Answer
$$
f(x)=\frac{1-x}{3+x}; \quad\quad[0,3]
$$
The graph has no critical numbers.
The absolute maximum, $\frac{1}{3} \approx 0.3333 $ occurs when $x=0, $
and the absolute minimum, $\frac{-1}{3} \approx -0.3333 $ occurs when $x=3.$
Work Step by Step
$$
f(x)=\frac{1-x}{3+x}; \quad\quad[0,3]
$$
First look for critical numbers in the interval $(0,3)$.
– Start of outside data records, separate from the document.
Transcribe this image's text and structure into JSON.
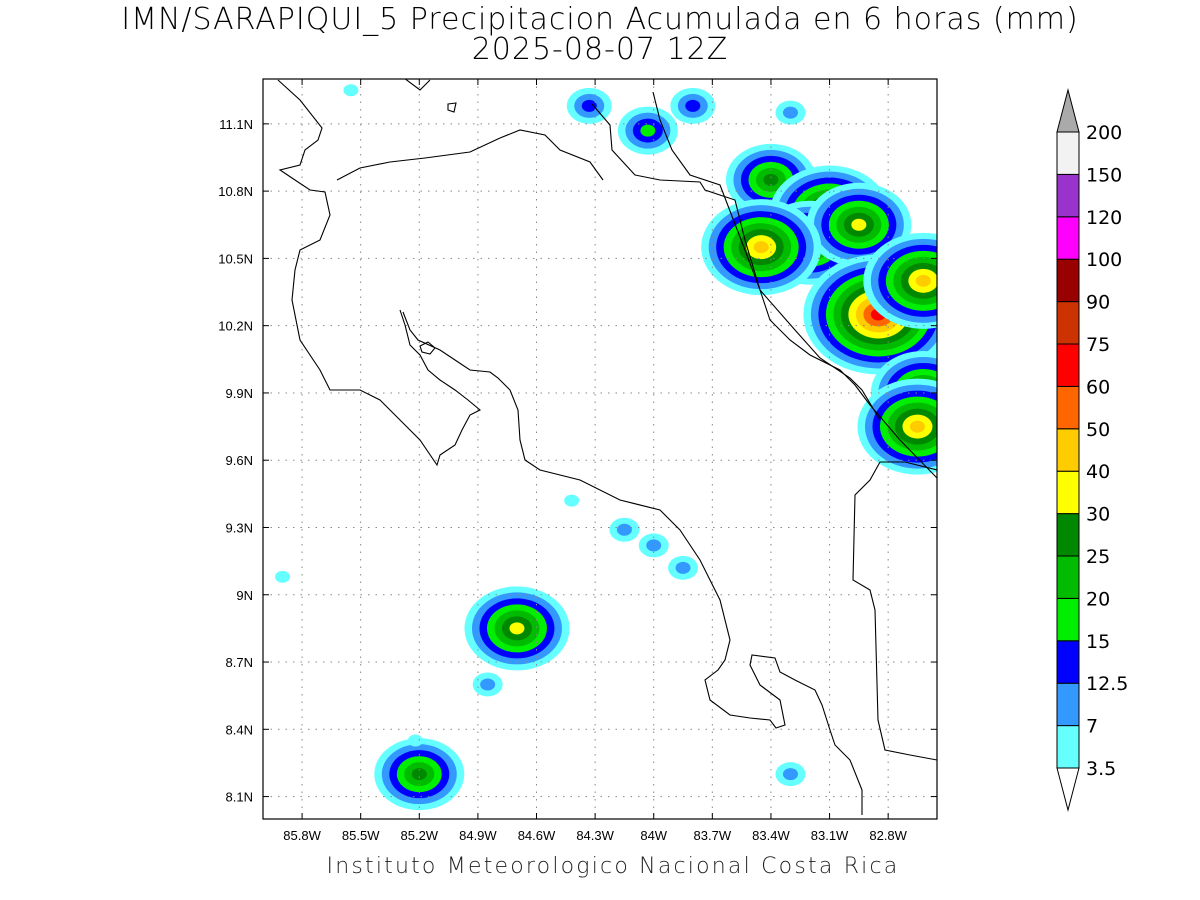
{
  "title": {
    "line1": "IMN/SARAPIQUI_5 Precipitacion Acumulada en 6 horas (mm)",
    "line2": "2025-08-07 12Z"
  },
  "footer": "Instituto Meteorologico Nacional Costa Rica",
  "map": {
    "lon_range": [
      -86.0,
      -82.55
    ],
    "lat_range": [
      8.0,
      11.3
    ],
    "lon_ticks": [
      {
        "value": -85.8,
        "label": "85.8W"
      },
      {
        "value": -85.5,
        "label": "85.5W"
      },
      {
        "value": -85.2,
        "label": "85.2W"
      },
      {
        "value": -84.9,
        "label": "84.9W"
      },
      {
        "value": -84.6,
        "label": "84.6W"
      },
      {
        "value": -84.3,
        "label": "84.3W"
      },
      {
        "value": -84.0,
        "label": "84W"
      },
      {
        "value": -83.7,
        "label": "83.7W"
      },
      {
        "value": -83.4,
        "label": "83.4W"
      },
      {
        "value": -83.1,
        "label": "83.1W"
      },
      {
        "value": -82.8,
        "label": "82.8W"
      }
    ],
    "lat_ticks": [
      {
        "value": 11.1,
        "label": "11.1N"
      },
      {
        "value": 10.8,
        "label": "10.8N"
      },
      {
        "value": 10.5,
        "label": "10.5N"
      },
      {
        "value": 10.2,
        "label": "10.2N"
      },
      {
        "value": 9.9,
        "label": "9.9N"
      },
      {
        "value": 9.6,
        "label": "9.6N"
      },
      {
        "value": 9.3,
        "label": "9.3N"
      },
      {
        "value": 9.0,
        "label": "9N"
      },
      {
        "value": 8.7,
        "label": "8.7N"
      },
      {
        "value": 8.4,
        "label": "8.4N"
      },
      {
        "value": 8.1,
        "label": "8.1N"
      }
    ],
    "grid": true
  },
  "colorbar": {
    "levels": [
      "3.5",
      "7",
      "12.5",
      "15",
      "20",
      "25",
      "30",
      "40",
      "50",
      "60",
      "75",
      "90",
      "100",
      "120",
      "150",
      "200"
    ],
    "colors": [
      "#66ffff",
      "#3399ff",
      "#0000ff",
      "#00ee00",
      "#00bb00",
      "#008800",
      "#ffff00",
      "#ffcc00",
      "#ff6600",
      "#ff0000",
      "#cc3300",
      "#990000",
      "#ff00ff",
      "#9933cc",
      "#f2f2f2"
    ],
    "over_color": "#aaaaaa",
    "under_color": "#ffffff"
  },
  "precip_cells": [
    {
      "lon": -84.33,
      "lat": 11.18,
      "value": 12.5
    },
    {
      "lon": -84.03,
      "lat": 11.07,
      "value": 15
    },
    {
      "lon": -83.8,
      "lat": 11.18,
      "value": 12.5
    },
    {
      "lon": -83.3,
      "lat": 11.15,
      "value": 7
    },
    {
      "lon": -83.4,
      "lat": 10.85,
      "value": 25
    },
    {
      "lon": -83.1,
      "lat": 10.7,
      "value": 40
    },
    {
      "lon": -83.2,
      "lat": 10.57,
      "value": 30
    },
    {
      "lon": -82.95,
      "lat": 10.65,
      "value": 30
    },
    {
      "lon": -82.85,
      "lat": 10.25,
      "value": 60
    },
    {
      "lon": -82.62,
      "lat": 10.4,
      "value": 40
    },
    {
      "lon": -82.62,
      "lat": 9.9,
      "value": 30
    },
    {
      "lon": -82.65,
      "lat": 9.75,
      "value": 40
    },
    {
      "lon": -83.45,
      "lat": 10.55,
      "value": 40
    },
    {
      "lon": -84.7,
      "lat": 8.85,
      "value": 30
    },
    {
      "lon": -85.2,
      "lat": 8.2,
      "value": 25
    },
    {
      "lon": -84.15,
      "lat": 9.29,
      "value": 7
    },
    {
      "lon": -84.0,
      "lat": 9.22,
      "value": 7
    },
    {
      "lon": -83.85,
      "lat": 9.12,
      "value": 7
    },
    {
      "lon": -83.3,
      "lat": 8.2,
      "value": 7
    },
    {
      "lon": -84.42,
      "lat": 9.42,
      "value": 3.5
    },
    {
      "lon": -84.85,
      "lat": 8.6,
      "value": 7
    },
    {
      "lon": -85.22,
      "lat": 8.35,
      "value": 3.5
    },
    {
      "lon": -85.9,
      "lat": 9.08,
      "value": 3.5
    },
    {
      "lon": -85.55,
      "lat": 11.25,
      "value": 3.5
    }
  ]
}
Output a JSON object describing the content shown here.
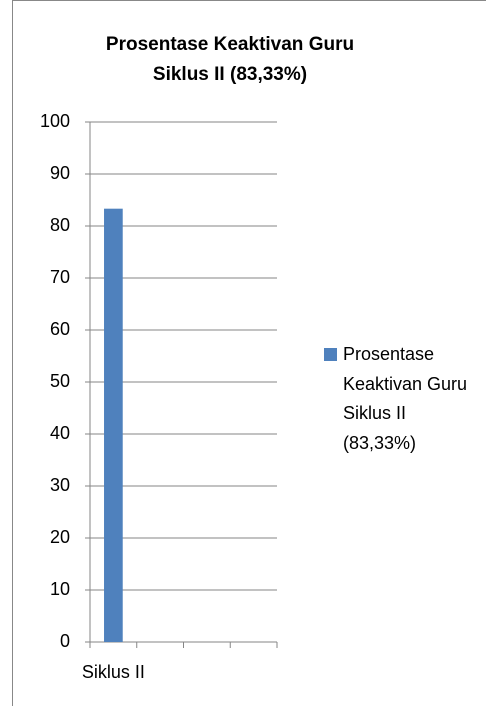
{
  "chart_data": {
    "type": "bar",
    "title": "Prosentase Keaktivan Guru Siklus II (83,33%)",
    "categories": [
      "Siklus II",
      null,
      null,
      null
    ],
    "series": [
      {
        "name": "Prosentase Keaktivan Guru Siklus II (83,33%)",
        "color": "#4f81bd",
        "values": [
          83.33,
          null,
          null,
          null
        ]
      }
    ],
    "ylim": [
      0,
      100
    ],
    "yticks": [
      0,
      10,
      20,
      30,
      40,
      50,
      60,
      70,
      80,
      90,
      100
    ],
    "grid": true,
    "legend": "right"
  }
}
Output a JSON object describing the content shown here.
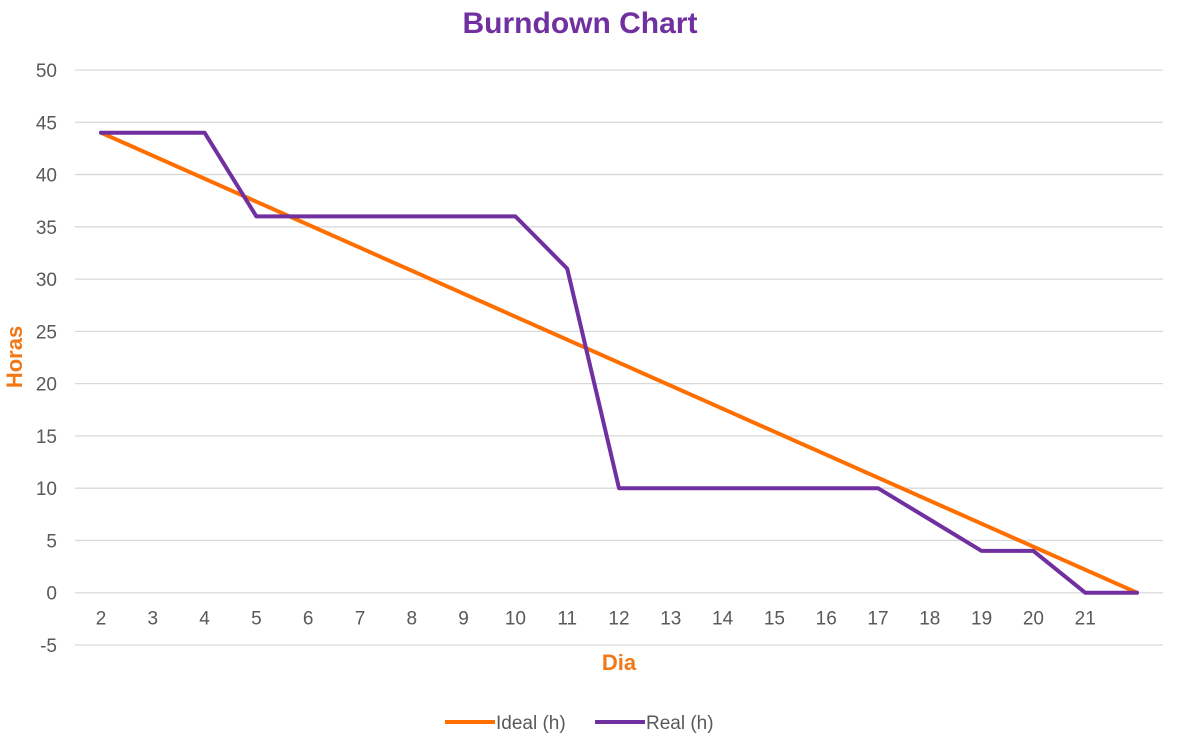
{
  "chart_data": {
    "type": "line",
    "title": "Burndown Chart",
    "xlabel": "Dia",
    "ylabel": "Horas",
    "categories": [
      "2",
      "3",
      "4",
      "5",
      "6",
      "7",
      "8",
      "9",
      "10",
      "11",
      "12",
      "13",
      "14",
      "15",
      "16",
      "17",
      "18",
      "19",
      "20",
      "21",
      ""
    ],
    "ylim": [
      -5,
      50
    ],
    "yticks": [
      -5,
      0,
      5,
      10,
      15,
      20,
      25,
      30,
      35,
      40,
      45,
      50
    ],
    "grid": true,
    "legend_position": "bottom",
    "series": [
      {
        "name": "Ideal (h)",
        "color": "#FF6F00",
        "values": [
          44,
          41.8,
          39.6,
          37.4,
          35.2,
          33,
          30.8,
          28.6,
          26.4,
          24.2,
          22,
          19.8,
          17.6,
          15.4,
          13.2,
          11,
          8.8,
          6.6,
          4.4,
          2.2,
          0
        ]
      },
      {
        "name": "Real (h)",
        "color": "#7030A0",
        "values": [
          44,
          44,
          44,
          36,
          36,
          36,
          36,
          36,
          36,
          31,
          10,
          10,
          10,
          10,
          10,
          10,
          7,
          4,
          4,
          0,
          0
        ]
      }
    ]
  },
  "colors": {
    "title": "#7030A0",
    "axis_title": "#F07818",
    "gridline": "#D9D9D9",
    "tick_text": "#595959"
  }
}
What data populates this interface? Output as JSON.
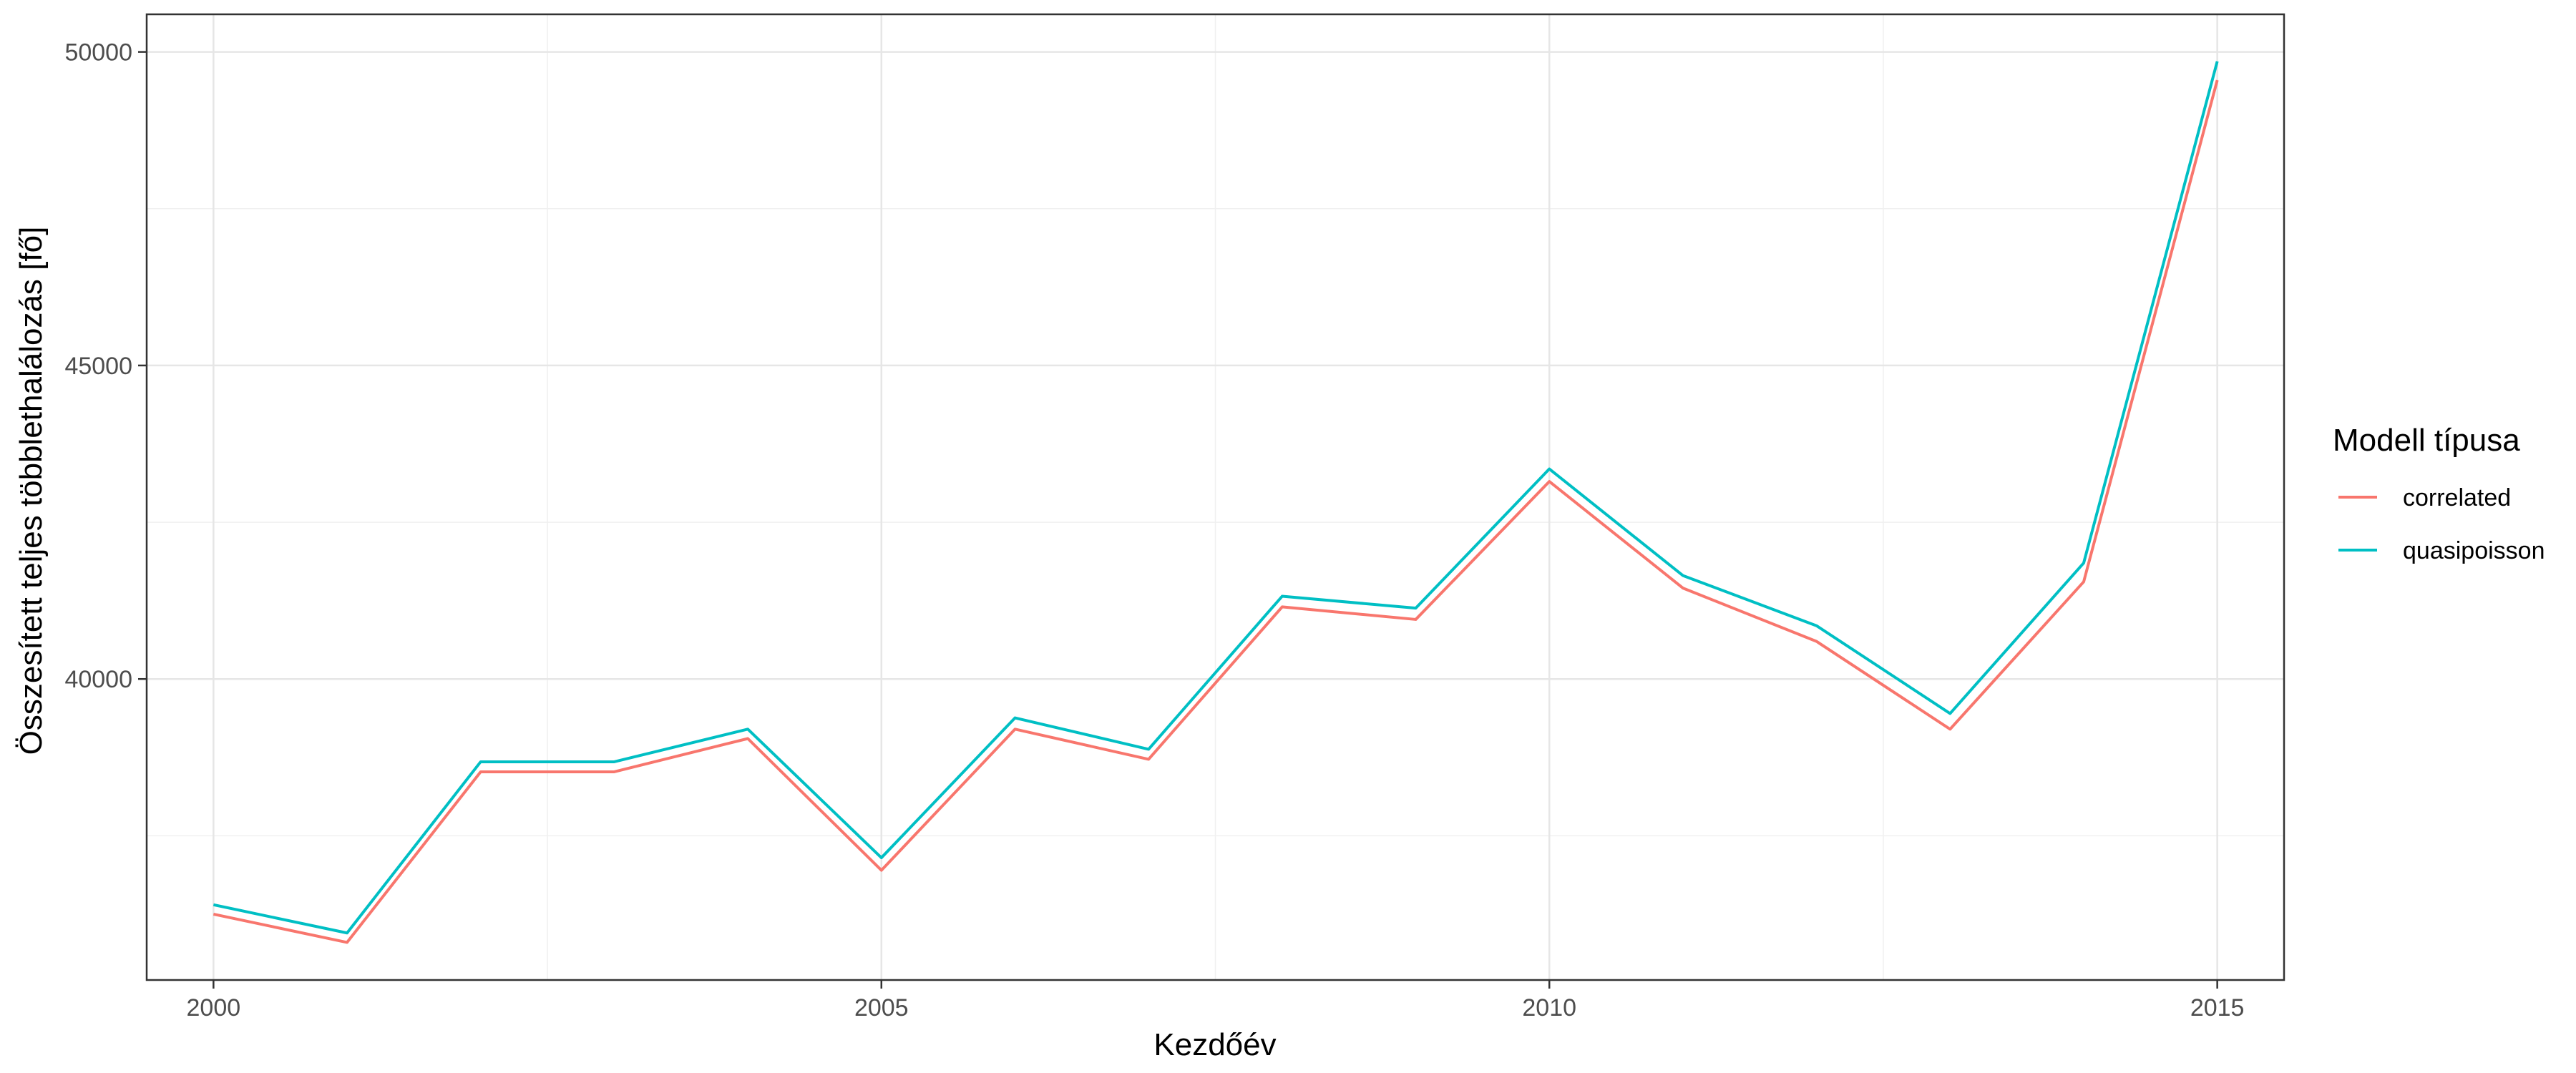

find the points where the derivative is $0$
$$
\begin{aligned}
f^{\prime}(x) &=\frac{1-x}{3+x};\\
&=\frac{(3+x) (-1)-(1-x)(1)}{(3+x)^{2}}\\
&=\frac{-4}{(3+x)^{2}}
\end{aligned}
$$
Solve the equation $f^{\prime}(x)=0 $ to get
$$
\begin{aligned}
f^{\prime}(x) &=\frac{-4}{(3+x)^{2}}=0
\end{aligned}
$$
Since this equation has no solution,
So,the graph has no critical numbers.
Now, evaluate the function at the endpoints:
$$
\text{when } x=0: f(0)=\frac{1-(0)}{3+(0)}=\frac{1}{3} \approx 0.3333\\
\text{when } x=3: f(3)=\frac{1-(3)}{3+(3)}=\frac{-2}{6}\approx -0.3333\\
$$
We conclude that, the absolute maximum, $\frac{1}{3} \approx 0.3333 $ occurs when $x=0 $ and the absolute minimum, $\frac{-1}{3} \approx -0.3333 $ occurs when $x=3.$